In the ARRC's interim report issued Friday, the committee winnowed the potential replacements to one secured and one unsecured rate: the overnight bank funding rate, or OBFR, and an overnight Treasury general collateral repo rate. While both rates represent deep underlying markets with high transaction volume — features deemed necessary for a replacement to Libor — a transition to either benchmark represents a substantial challenge, the report said.
"This plan envisions gradually moving price alignment interest and also eventually discounting from the effective federal funds rate to the new rate chosen by the ARRC," the report said. "If adopted, a paced transition would represent a first step in creating a liquid market for the alternative rate, but further work would be required ... for a full transition strategy that would move a more significant portion of the derivatives markets away from Libor to the new rate."
The committee had originally considered various other rates, including the federal funds rate, the interest on excess reserve rate, and Treasury yield rates. The rates committee settled on the OBFR and overnight Treasury repo because they represent deep and liquid markets — the overnight bank funding rate represents an average of $300 billion in transactions per day — and because unlike other benchmarks like the federal funds rate or interest on excess reserves, they float independently of monetary policy considerations.
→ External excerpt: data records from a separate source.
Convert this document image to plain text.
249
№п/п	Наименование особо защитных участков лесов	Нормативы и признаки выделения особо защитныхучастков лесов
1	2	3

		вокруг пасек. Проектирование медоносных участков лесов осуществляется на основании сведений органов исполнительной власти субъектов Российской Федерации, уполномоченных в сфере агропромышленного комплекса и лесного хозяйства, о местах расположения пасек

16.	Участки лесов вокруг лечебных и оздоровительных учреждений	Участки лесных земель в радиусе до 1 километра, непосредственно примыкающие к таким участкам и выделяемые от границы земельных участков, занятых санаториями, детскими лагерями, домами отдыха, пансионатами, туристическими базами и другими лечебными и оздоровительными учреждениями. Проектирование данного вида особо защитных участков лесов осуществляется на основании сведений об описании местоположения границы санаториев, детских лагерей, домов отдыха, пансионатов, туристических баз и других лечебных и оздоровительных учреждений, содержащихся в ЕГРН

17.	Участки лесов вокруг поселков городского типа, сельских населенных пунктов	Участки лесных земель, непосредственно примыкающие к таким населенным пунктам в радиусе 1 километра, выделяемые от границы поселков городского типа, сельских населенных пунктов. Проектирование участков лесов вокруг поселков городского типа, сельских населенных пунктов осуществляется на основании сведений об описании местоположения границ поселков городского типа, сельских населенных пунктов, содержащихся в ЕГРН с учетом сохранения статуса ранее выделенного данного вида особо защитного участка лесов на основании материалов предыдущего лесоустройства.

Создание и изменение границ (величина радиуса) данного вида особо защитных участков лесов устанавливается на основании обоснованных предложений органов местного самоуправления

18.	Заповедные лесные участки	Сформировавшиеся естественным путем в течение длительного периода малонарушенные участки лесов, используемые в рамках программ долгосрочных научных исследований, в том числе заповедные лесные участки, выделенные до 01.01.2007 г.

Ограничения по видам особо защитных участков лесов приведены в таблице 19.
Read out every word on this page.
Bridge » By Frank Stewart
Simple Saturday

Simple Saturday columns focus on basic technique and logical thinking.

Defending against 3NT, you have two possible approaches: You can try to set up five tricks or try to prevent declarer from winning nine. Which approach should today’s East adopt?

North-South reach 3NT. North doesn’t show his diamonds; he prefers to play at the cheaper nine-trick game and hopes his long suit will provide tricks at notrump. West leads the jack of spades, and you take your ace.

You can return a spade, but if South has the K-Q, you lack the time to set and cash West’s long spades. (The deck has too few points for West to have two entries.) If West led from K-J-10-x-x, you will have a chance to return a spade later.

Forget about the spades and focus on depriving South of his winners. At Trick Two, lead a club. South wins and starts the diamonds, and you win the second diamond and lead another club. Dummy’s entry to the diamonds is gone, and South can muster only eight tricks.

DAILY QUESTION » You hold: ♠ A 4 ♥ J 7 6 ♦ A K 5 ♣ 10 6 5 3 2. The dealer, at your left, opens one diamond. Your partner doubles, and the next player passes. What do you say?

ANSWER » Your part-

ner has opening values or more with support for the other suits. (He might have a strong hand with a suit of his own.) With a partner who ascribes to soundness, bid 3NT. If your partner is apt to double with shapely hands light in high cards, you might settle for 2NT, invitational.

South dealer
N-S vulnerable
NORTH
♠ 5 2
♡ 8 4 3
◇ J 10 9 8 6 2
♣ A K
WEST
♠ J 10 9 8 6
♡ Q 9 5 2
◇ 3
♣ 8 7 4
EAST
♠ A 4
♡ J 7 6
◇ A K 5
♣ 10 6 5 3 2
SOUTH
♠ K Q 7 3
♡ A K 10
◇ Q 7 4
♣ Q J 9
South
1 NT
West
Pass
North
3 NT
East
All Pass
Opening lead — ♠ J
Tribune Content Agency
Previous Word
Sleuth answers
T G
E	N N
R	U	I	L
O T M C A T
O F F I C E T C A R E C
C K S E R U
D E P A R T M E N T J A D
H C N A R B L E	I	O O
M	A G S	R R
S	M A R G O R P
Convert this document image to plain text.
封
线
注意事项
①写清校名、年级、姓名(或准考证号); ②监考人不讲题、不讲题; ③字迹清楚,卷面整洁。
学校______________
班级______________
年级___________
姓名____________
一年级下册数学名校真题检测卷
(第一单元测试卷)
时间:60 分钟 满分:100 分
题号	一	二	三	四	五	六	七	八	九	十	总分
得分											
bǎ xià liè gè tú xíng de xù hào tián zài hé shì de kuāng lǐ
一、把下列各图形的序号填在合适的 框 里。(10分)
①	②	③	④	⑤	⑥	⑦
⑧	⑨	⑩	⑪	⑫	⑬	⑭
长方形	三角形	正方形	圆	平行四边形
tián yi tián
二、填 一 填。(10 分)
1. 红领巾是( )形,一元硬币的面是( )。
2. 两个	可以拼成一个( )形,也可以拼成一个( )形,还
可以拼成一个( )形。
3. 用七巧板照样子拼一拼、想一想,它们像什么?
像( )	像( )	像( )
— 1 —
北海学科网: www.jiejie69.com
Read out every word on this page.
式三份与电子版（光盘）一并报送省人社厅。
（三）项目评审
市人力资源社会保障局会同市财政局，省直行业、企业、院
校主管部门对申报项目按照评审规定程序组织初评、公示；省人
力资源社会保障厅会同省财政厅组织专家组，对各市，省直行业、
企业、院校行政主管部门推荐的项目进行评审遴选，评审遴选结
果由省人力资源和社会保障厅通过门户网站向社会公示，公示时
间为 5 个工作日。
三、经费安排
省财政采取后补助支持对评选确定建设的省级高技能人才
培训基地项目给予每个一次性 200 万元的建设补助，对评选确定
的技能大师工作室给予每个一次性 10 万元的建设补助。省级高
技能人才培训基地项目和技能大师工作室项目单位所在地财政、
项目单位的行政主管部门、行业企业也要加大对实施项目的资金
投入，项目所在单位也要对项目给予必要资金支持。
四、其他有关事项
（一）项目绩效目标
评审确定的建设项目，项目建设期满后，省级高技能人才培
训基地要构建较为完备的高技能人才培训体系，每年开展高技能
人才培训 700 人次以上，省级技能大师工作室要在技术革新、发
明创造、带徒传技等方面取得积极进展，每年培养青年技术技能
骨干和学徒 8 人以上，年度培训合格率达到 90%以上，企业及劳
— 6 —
The committee will make a final determination on which of the two benchmarks it prefers as an alternative to Libor, but did not specify when that final decision might be made.
The ARRC said that while uniformity among dealers and clearing counterparties is important, successful implementation will ultimately depend on widespread adoption by end users — that is, firms buying interest rate derivatives to hedge a position. To facilitate this, the member banks and market participants must engage in "voluntary trading … sufficient to achieve a critical mass of liquidity in futures contracts and/or derivative contracts that reference the new rate."
That transaction history will hopefully jump-start more widespread adoption of the new rate in swaps and futures contracts by central counterparties, dealers and end users, the report said. But even if that occurs, a "robust market structures" for hedging basis risk — that is, the risk that the new hedging strategy will not be compatible with the old one — needs to be considered to ease the transition, the report said. A streamlined process for central counterparties to receive regulatory approval for products referencing the new rate will also be necessary, the report said — and that is just for the initial transition.
"A paced transition would represent a first step in creating a liquid market for the alternative rate, but further work would be required — following consultation and close involvement with end users — in planning for a full transition strategy that would move a more significant portion of the derivatives markets away from Libor to the new rate," the report said.